Around noon on July 13, Morris overtook Garnett's rear guard at Corrick's Ford on the Cheat River, and attacked the retreating Confederates. Garnett personally directed the rear guard of the Confederate skirmishers in order to delay the Union attack. He soon withdrew to another ford a mile or two further away. The running skirmish resumed and as Garnett again prepared to retreat, a Union volley killed him instantly. The Confederates fled, abandoning their dead commander, one cannon, and nearly 40 wagons. A friend in the Union Army recovered Garnett's body after the battle. He was the first general officer killed in the Civil War.

Control of western Virginia was now in Union hands and it stayed that way for the rest of the war.
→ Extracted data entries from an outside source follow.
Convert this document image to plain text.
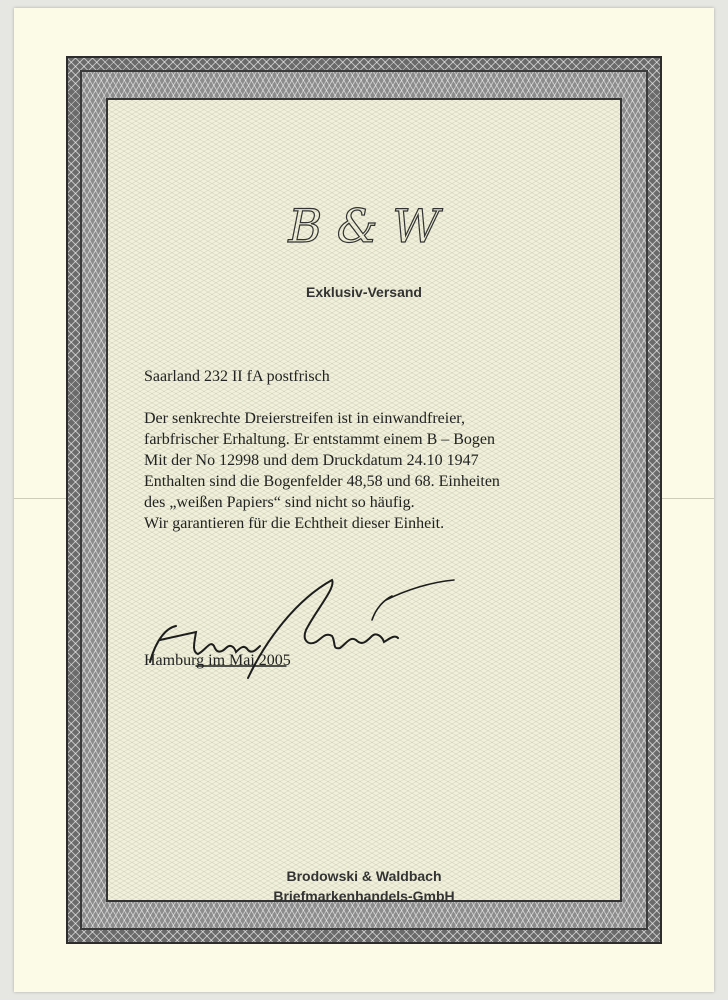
B & W
Exklusiv-Versand
Saarland 232 II fA postfrisch
Der senkrechte Dreierstreifen ist in einwandfreier,
farbfrischer Erhaltung. Er entstammt einem B – Bogen
Mit der No 12998 und dem Druckdatum 24.10 1947
Enthalten sind die Bogenfelder 48,58 und 68. Einheiten
des „weißen Papiers“ sind nicht so häufig.
Wir garantieren für die Echtheit dieser Einheit.
Hamburg im Mai 2005
Brodowski & Waldbach
Briefmarkenhandels-GmbH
The campaign propelled Maj. Gen. George B. McClellan to command of the Army of the Potomac.

== Memorials ==
Two monuments mark the Battle of Corricks Ford. A six-ton boulder affixed with a bronze plaque was dedicated in 1926 and later moved to a site which is now along US Route 219. Another monument to the battle was unveiled at the courthouse in 1938.

==Battlefield preservation==
The Civil War Trust (a division of the American Battlefield Trust) and its partners have acquired and preserved 26 acres of the battlefield.